|operations/puppet||production||+1 -1||icinga/planet: use letsencrypt check command for https cert monitoring|
indeed, it's auto-renewed by acme-chief, we should tune those checks.
The new cert has been issued already and it's being staged to avoid client-side clock skew issues:
Jul 15 12:00:02 acmechief1001 acme-chief-backend: Staging_time will be enforced for unified / rsa-2048 till 2021-07-22 08:02:06
Should I just remove those checks or adjust them to stop caring about cert expiry? Or should they be kept but with lower threshold? If traffic doesn't need those alerts we can just remove that nowadays.
@Vgutierrez: A good first task is a self-contained, non-controversial task with a clear approach. It should be well-described with pointers to help a completely new contributor. Given the current short task description I'm removing the good first task tag. Please add details what exactly has to happen where and how for a new contributor, and then add back the good first task project tag. Thanks a lot in advance!

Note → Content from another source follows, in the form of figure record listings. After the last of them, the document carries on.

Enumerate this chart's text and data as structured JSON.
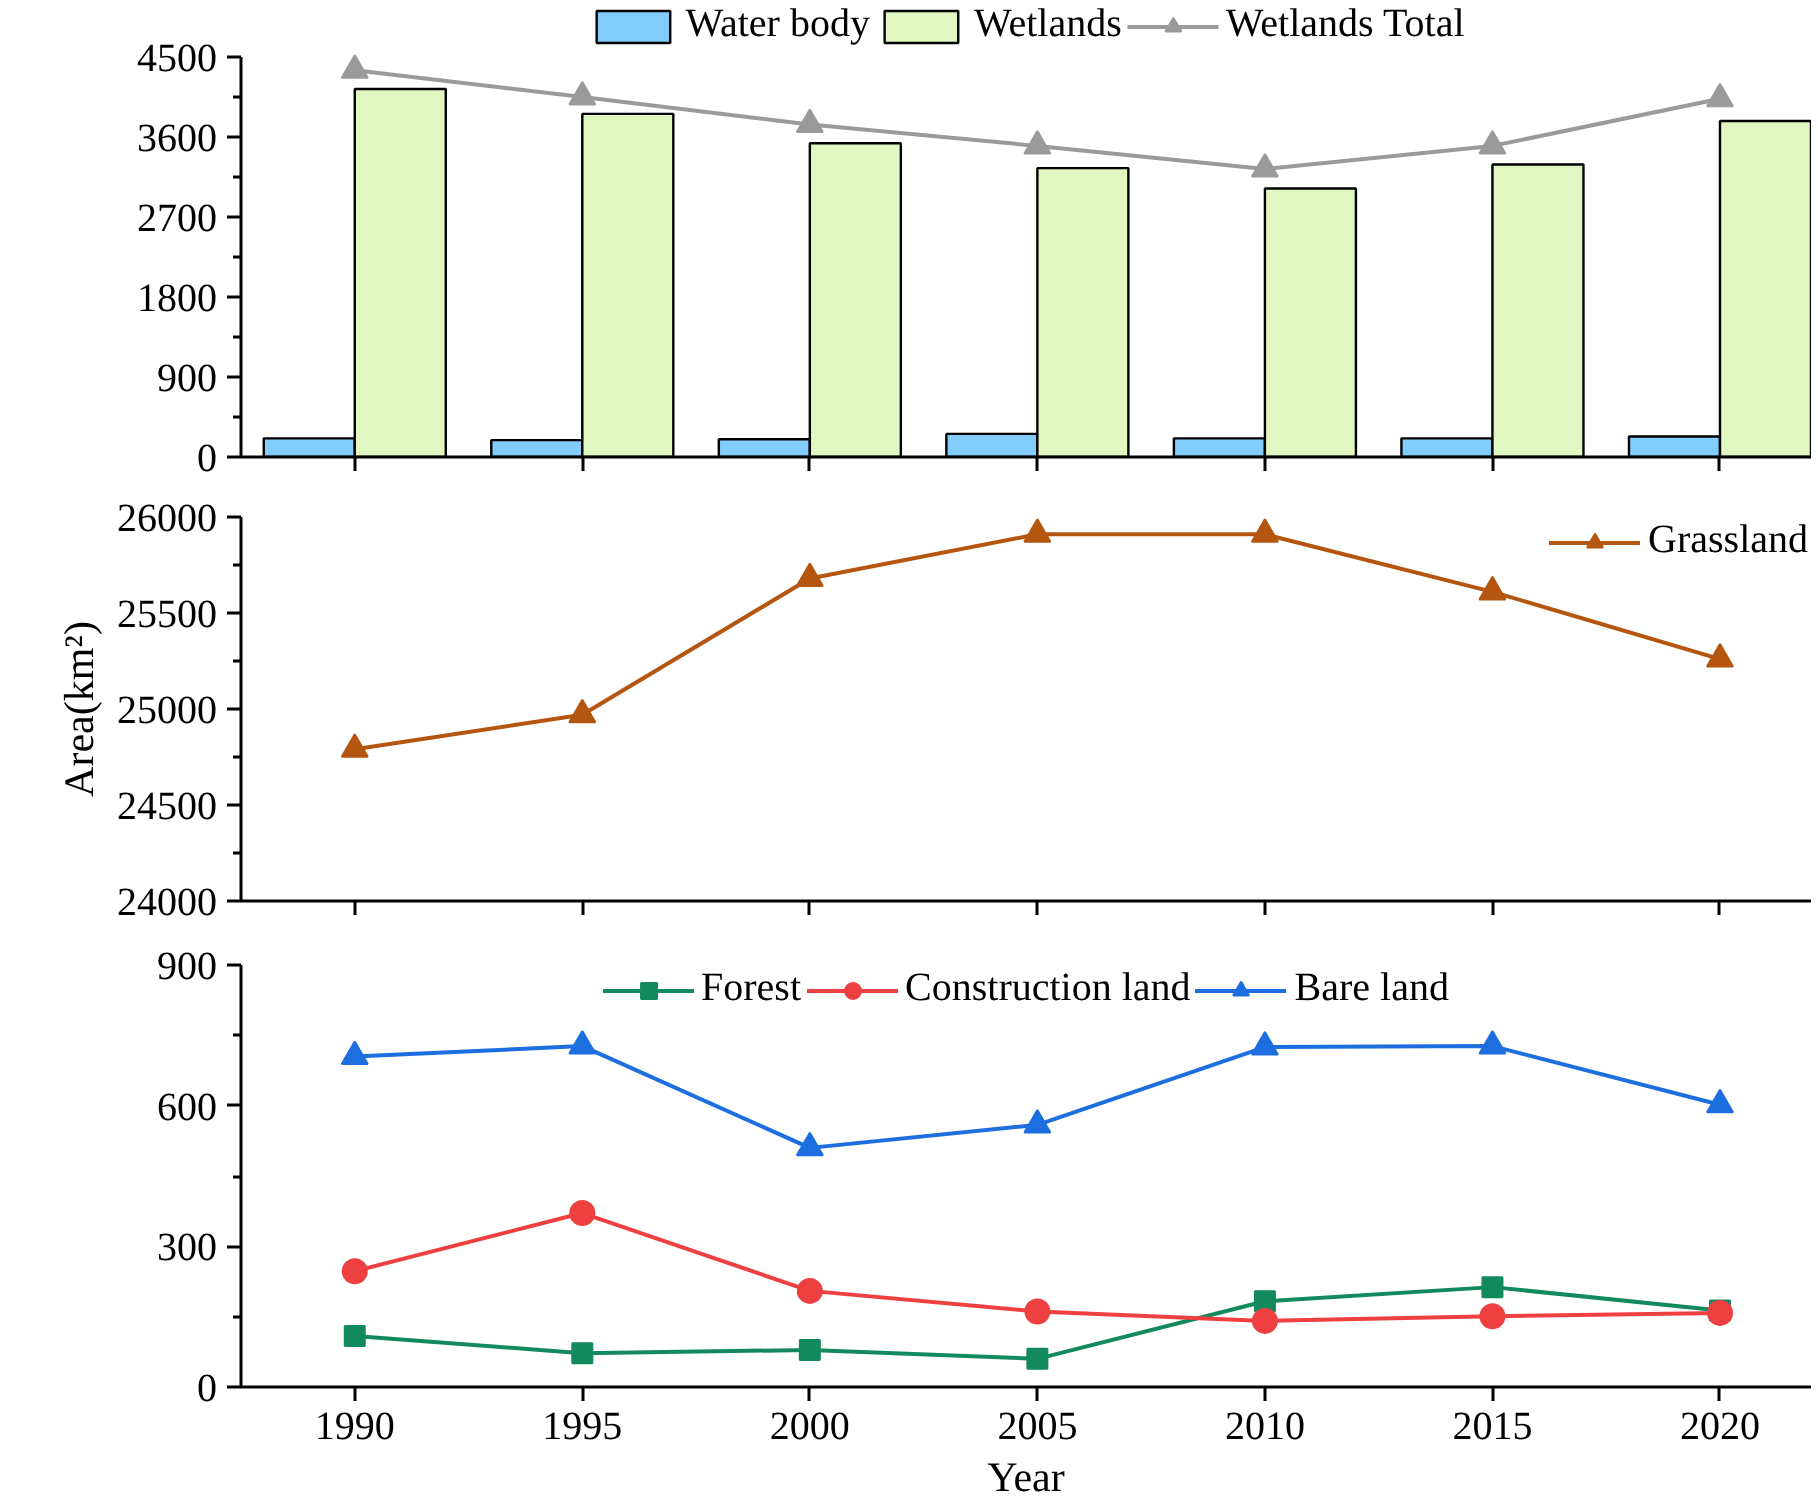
{
  "chart_data": [
    {
      "type": "bar",
      "x": [
        1990,
        1995,
        2000,
        2005,
        2010,
        2015,
        2020
      ],
      "xlim": [
        1987.5,
        2022
      ],
      "xticks": [
        1990,
        1995,
        2000,
        2005,
        2010,
        2015,
        2020
      ],
      "ylim": [
        0,
        4500
      ],
      "yticks": [
        0,
        {
          "value": 450,
          "label": null
        },
        900,
        {
          "value": 1350,
          "label": null
        },
        1800,
        {
          "value": 2250,
          "label": null
        },
        2700,
        {
          "value": 3150,
          "label": null
        },
        3600,
        {
          "value": 4050,
          "label": null
        },
        4500
      ],
      "tick_labels": "y",
      "legend": "top",
      "grid": false,
      "series": [
        {
          "name": "Water body",
          "type": "bar",
          "color": "#82cdfb",
          "values": [
            210,
            190,
            200,
            260,
            210,
            210,
            230
          ]
        },
        {
          "name": "Wetlands",
          "type": "bar",
          "color": "#e0f7c2",
          "values": [
            4140,
            3860,
            3530,
            3250,
            3020,
            3290,
            3780
          ]
        },
        {
          "name": "Wetlands Total",
          "type": "line",
          "marker": "triangle",
          "color": "#9a9a9a",
          "values": [
            4350,
            4050,
            3740,
            3500,
            3240,
            3500,
            4030
          ]
        }
      ]
    },
    {
      "type": "line",
      "x": [
        1990,
        1995,
        2000,
        2005,
        2010,
        2015,
        2020
      ],
      "xlim": [
        1987.5,
        2022
      ],
      "xticks": [
        1990,
        1995,
        2000,
        2005,
        2010,
        2015,
        2020
      ],
      "ylim": [
        24000,
        26000
      ],
      "yticks": [
        24000,
        {
          "value": 24250,
          "label": null
        },
        24500,
        {
          "value": 24750,
          "label": null
        },
        25000,
        {
          "value": 25250,
          "label": null
        },
        25500,
        {
          "value": 25750,
          "label": null
        },
        26000
      ],
      "ylabel": "Area(km²)",
      "tick_labels": "y",
      "legend": "top right",
      "grid": false,
      "series": [
        {
          "name": "Grassland",
          "marker": "triangle",
          "color": "#b4560f",
          "values": [
            24790,
            24970,
            25680,
            25910,
            25910,
            25610,
            25260
          ]
        }
      ]
    },
    {
      "type": "line",
      "x": [
        1990,
        1995,
        2000,
        2005,
        2010,
        2015,
        2020
      ],
      "xlim": [
        1987.5,
        2022
      ],
      "xticks": [
        1990,
        1995,
        2000,
        2005,
        2010,
        2015,
        2020
      ],
      "ylim": [
        0,
        900
      ],
      "yticks": [
        0,
        {
          "value": 150,
          "label": null
        },
        300,
        {
          "value": 450,
          "label": null
        },
        600,
        {
          "value": 750,
          "label": null
        },
        900
      ],
      "xlabel": "Year",
      "legend": "top",
      "grid": false,
      "series": [
        {
          "name": "Forest",
          "marker": "square",
          "color": "#138a5e",
          "values": [
            109,
            72,
            79,
            60,
            183,
            213,
            163
          ]
        },
        {
          "name": "Construction land",
          "marker": "circle",
          "color": "#ee4040",
          "values": [
            247,
            371,
            205,
            161,
            141,
            151,
            158
          ]
        },
        {
          "name": "Bare land",
          "marker": "triangle",
          "color": "#1d6fe0",
          "values": [
            705,
            727,
            510,
            559,
            725,
            727,
            602
          ]
        }
      ]
    }
  ]
}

So.. we still want to monitor if TLS works on planet and phabricator, we just don't want to deal with cert expiry anymore. We need to create a new checkcommand probably. One of the less obvious parts to get right in Icinga/puppet, so no sure about the "good first task" but I will take it.
But the planet cert (https://en.planet.wikimedia.org/ and other language subdomains of it) is still a DigiCert cert and not an Letsencrypt cert.
That's why the fix isn't just replacing the "check_ssl_http" with "check_ssl_http_letsencrypt" which it would have been if that was the case.